Given the importance of next year’s in the royal calendar, Mr Bower suggested that Harry’s memoir could make it “hard” to see the Duke and Duchess of Sussex attend the Coronation if it includes explosive revelations or criticism against the Firm.
He said: “If Harry and Meghan start the year by declaring war and there can’t be a truce in time for the Coronation, I think it’ll be very difficult.
“It’ll leave a bitter taste in everyone’s mouths and I think it’ll be hard to see Harry and Meghan at the Coronation.”
Last month, Buckingham Palace announced King Charles’s Coronation will take place on May 6.
Much like all the other coronations of English sovereigns over the past 900 years, it will take place at Westminster Abbey.
Upon sharing details about the historic event, the Palace said Queen Camilla will be anointed and crowned by the Archbishop of Canterbury alongside her husband Charles.

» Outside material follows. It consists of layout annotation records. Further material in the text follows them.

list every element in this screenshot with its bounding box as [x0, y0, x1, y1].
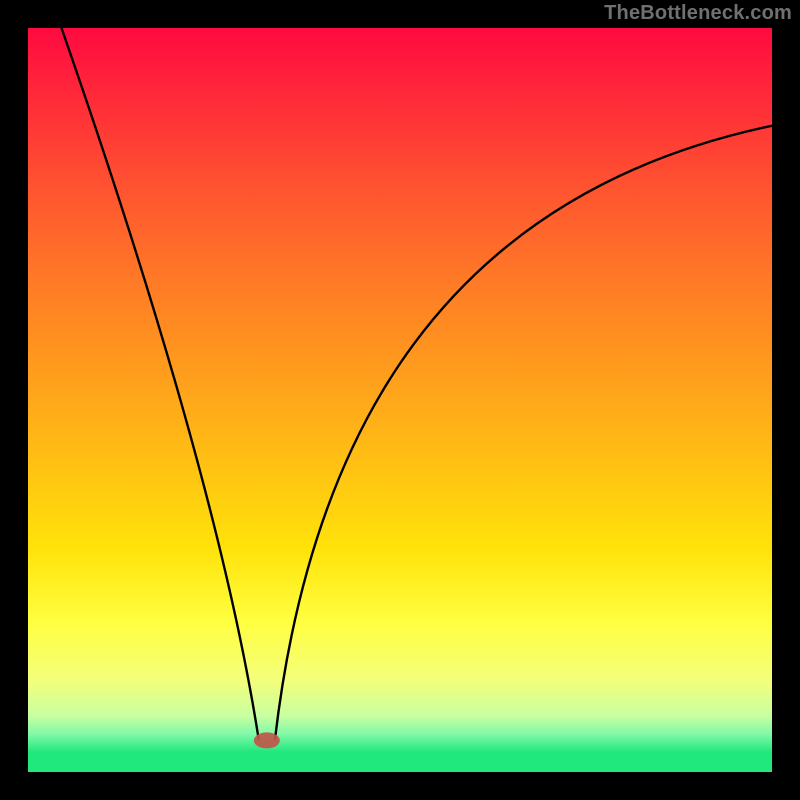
chart-container: TheBottleneck.com	[0, 0, 800, 800]
plot-background	[28, 28, 772, 752]
watermark-text: TheBottleneck.com	[604, 2, 792, 25]
green-baseline-band	[28, 752, 772, 772]
optimal-point-marker	[254, 732, 280, 748]
bottleneck-chart	[0, 0, 800, 800]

While there has been speculation the ceremony will be shorter and will have fewer guests than the Coronation of the Queen seven decades ago, it is not yet known if it will be open to all members of the Royal Family – including non-working royals – or just senior figures closer to the throne.
While Prince Harry’s memoir was first announced in July last year, details about its release, title and book cover were shared only last week.
The decision to call the book Spare, a reference to the Duke’s position as the second son of the King, has been seen by several commentators as a sign he has included in his book revelations he has not publicly discussed in the past.
Royal author Victoria Murphy wrote in a comment piece for Town & Country: “Harry’s very public embrace of it [the word ‘spare’], therefore, can be seen as a symbol that he has once again crossed into territory where the monarchy would not go.
“It signals to us that he will talk about things in a way that once he did not; a precursor that much will be unleashed when the pages of the book are turned.”
Penguin Random House said the memoir will include “raw, unflinching honesty”, adding: “Spare is a landmark publication full of insight, revelation, self-examination, and hard-won wisdom about the eternal power of love over grief.”
The memoir is expected to heavily focus on Harry’s grief in the wake of the untimely death of his mother and how he dealt with it.
The book’s description read: “It was one of the most searing images of the twentieth century: two young boys, two princes, walking behind their mother’s coffin as the world watched in sorrow—and horror.
“As Diana, Princess of Wales, was laid to rest, billions wondered what the princes must be thinking and feeling—and how their lives would play out from that point on. For Harry, this is that story at last.”